Una buona notizia per il Commander in Chief è però arrivata dagli ultimi sondaggi: secondo una proiezione di Gallup, nonostante il rischio di impeachment, il gradimento di Trump sta salendo, con un aumento di sei punti percentuali (dal 39% di quando è iniziata l'indagine, all'attuale 45%). Inoltre, il 51% degli intervistati è contro la messa in stato d'accusa, numero che segna un +5% da quando Pelosi ha annunciato l'avvio dell'inchiesta.
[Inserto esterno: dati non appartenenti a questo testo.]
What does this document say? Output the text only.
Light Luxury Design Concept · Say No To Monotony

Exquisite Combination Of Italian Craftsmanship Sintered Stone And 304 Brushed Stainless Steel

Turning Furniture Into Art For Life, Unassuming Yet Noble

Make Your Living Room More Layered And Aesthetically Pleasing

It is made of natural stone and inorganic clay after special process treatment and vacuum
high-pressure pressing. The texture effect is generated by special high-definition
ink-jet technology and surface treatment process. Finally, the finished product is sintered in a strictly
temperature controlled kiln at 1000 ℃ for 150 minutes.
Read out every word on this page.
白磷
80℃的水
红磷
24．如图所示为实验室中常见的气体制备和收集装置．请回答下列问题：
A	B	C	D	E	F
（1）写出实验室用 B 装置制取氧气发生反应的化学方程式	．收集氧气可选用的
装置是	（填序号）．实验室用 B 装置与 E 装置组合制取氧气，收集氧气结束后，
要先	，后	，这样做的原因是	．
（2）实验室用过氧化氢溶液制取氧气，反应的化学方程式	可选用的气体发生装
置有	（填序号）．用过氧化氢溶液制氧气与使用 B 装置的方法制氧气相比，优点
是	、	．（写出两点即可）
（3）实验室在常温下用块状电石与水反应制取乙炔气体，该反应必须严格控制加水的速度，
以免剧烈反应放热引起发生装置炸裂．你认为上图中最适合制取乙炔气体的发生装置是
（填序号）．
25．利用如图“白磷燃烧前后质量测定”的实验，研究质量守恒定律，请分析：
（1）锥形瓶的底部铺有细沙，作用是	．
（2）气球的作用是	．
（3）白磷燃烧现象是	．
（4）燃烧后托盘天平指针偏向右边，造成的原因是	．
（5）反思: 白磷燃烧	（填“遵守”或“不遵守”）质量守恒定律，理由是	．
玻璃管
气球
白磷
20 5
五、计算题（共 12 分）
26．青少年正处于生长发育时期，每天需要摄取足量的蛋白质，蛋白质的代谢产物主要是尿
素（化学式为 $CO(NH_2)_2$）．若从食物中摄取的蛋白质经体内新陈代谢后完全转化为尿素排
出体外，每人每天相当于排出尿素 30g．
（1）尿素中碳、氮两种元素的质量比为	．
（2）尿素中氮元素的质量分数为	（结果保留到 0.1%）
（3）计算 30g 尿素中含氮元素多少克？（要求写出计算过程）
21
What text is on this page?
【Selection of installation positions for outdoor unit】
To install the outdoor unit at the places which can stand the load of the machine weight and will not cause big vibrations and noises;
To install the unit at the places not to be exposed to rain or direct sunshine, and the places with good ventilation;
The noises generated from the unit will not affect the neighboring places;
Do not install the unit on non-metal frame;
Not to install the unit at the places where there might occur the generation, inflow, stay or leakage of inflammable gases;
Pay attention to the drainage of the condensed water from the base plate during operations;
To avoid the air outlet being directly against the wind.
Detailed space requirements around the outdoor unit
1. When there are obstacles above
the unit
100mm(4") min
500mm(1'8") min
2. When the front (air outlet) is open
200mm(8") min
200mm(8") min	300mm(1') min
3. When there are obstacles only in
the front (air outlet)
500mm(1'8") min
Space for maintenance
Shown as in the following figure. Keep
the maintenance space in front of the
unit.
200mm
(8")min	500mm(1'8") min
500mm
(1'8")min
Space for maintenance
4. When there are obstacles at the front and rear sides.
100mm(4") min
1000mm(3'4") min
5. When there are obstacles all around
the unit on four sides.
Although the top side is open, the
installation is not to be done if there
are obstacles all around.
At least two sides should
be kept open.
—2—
Nel frattempo, alla vigilia del giorno più difficile della sua presidenza, Trump ha messo nero su bianco tutta la sua rabbia in una lettera di sei pagine inviata alla speaker, sua acerrima nemica, in cui ha obiettato contro i due articoli di impeachment. Ovvero abuso d'ufficio e ostruzione del Congresso per l'Ucrainagate, ossia le pressioni su Kiev per far indagare il suo rivale Joe Biden, oltre al blocco di testimoni e documenti nell'indagine. Il tycoon ha accusato i democratici di sovvertire la democrazia con «un colpo di stato illegale e di parte. Gli accusati nel processo alle streghe di Salem hanno avuto un procedimento più giusto», ha aggiunto nella missiva infuocata, in cui ha protestato contro la faziosa crociata che «rappresenta un abuso incostituzionale da parte dei deputati dem, senza pari nei quasi due secoli e mezzo di storia legislativa americana». Per Trump l'accusa di abuso di potere è una «invenzione completamente falsa e infondata» e quella di ostruzione del Congresso «assurda e pericolosa».

Pelosi, da parte sua, l'ha definita una lettera «ridicola» e nauseante.

Prima del voto della Camera, nella serata di martedì, in tutti i 50 stati Usa si sono tenuti oltre 600 raduni e marce, e ieri gli attivisti si sono dati appuntamento davanti a Capitol Hill a sostegno dell'impeachment di Trump, mentre all'interno l'aula discuteva la sua messa in stato d'accusa.